Second talk was by Dragan Milosevic from Zanox on scaling product search and reporting with Hadoop. Just as eCircle, Zanox came from a regular RDMS setup that became too expensive and too complex too scale before switching over to a Hadoop/Lucene stack. He used his chance to make the Lucene developers aware of the fact that there are users who would were actually using Lucene's compression features. Zanox, as well, is looking for people to hire.

Last talk was by Chris Male from JTeam in Amsterdam on the developments in Lucene and Solr to support for spatial search. There are various development routes being followed: Cartesian tiers as well as numeric range searches. He also explained that most of the features are still under heavy development. He finished his talk with a demo on what can be done with spatial search in Lucene/ Solr. You already guessed so, JTeam is hiring as well ;)

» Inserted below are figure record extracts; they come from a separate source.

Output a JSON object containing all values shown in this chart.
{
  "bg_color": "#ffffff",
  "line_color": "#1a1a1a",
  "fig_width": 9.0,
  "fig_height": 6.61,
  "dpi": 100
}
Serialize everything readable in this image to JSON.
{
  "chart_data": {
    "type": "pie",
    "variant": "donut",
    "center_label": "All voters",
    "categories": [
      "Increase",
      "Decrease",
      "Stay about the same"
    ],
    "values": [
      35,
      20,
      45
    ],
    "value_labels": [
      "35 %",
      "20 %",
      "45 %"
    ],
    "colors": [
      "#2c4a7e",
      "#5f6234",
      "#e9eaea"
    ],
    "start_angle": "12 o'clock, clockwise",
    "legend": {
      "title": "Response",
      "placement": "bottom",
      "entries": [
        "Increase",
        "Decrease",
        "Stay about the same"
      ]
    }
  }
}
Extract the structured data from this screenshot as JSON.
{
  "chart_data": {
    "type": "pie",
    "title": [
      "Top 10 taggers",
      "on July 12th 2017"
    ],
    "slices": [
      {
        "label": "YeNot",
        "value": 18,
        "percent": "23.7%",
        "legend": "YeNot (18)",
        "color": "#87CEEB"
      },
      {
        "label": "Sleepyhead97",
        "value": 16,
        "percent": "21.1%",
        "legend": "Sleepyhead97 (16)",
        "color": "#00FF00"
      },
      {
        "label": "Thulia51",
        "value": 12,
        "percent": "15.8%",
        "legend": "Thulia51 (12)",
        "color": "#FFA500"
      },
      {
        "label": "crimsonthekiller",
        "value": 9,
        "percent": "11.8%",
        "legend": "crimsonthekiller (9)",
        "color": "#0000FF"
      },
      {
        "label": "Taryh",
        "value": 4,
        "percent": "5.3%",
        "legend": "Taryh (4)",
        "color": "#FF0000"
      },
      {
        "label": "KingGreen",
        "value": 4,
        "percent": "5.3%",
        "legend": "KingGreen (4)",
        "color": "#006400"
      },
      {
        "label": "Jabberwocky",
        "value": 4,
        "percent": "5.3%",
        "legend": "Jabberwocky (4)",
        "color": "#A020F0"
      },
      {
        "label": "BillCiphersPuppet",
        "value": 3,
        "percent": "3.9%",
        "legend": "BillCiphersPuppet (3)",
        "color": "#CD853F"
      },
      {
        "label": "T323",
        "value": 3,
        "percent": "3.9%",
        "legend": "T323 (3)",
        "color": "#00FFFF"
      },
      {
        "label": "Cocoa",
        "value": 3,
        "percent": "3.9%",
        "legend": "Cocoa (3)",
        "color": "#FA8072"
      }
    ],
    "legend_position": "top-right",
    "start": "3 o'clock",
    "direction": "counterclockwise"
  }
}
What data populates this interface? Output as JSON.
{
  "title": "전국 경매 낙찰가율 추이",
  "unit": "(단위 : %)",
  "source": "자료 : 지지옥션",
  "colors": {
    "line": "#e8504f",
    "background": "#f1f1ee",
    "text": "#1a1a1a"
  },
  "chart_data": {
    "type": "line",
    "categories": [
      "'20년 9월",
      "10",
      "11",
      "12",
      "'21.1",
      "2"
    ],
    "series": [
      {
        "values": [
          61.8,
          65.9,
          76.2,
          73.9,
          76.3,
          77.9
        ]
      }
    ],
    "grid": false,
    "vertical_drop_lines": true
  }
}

After the talks we went to Cafe Aufsturz for beers, drinks and some food. People enjoyed talking to each other exchanging experiences. A Lucene focussed table quickly formed - main topics: Spatial search, Lucene/Solr merge threads, heavy committing, Mike McCandless (is this guy real or just an alter-ego of the Lucene community?).

At some time around 11p.m. the core of the guests (well - the Lucene part of the meetup, that is Simon, Uwe and the guys from JTeam) moved over to a bar close by next to cinema central for some more beer and drinks. At about 1a.m. it finally was time to head home.

I'd like to say thanks: First of all to the speakers. Without you the meetup would not be possible. Second to newthinking and Nokia for their support. And of course to all attendees for having grown the meetup to its current size.

I had a really nice evening with people from the Hadoop, HBase and Lucene community. Special thanks to you guys from JTeam for traveling 6h to Berlin just for a "little", though no longer that tiny, Hadoop meetup. Promise stands, to visit one of your next Lucene meetups in Amsterdam and present Mahout there - however I need some help finding affordable accomodation ;)

Hope to see you all in June at Berlin Buzzwords.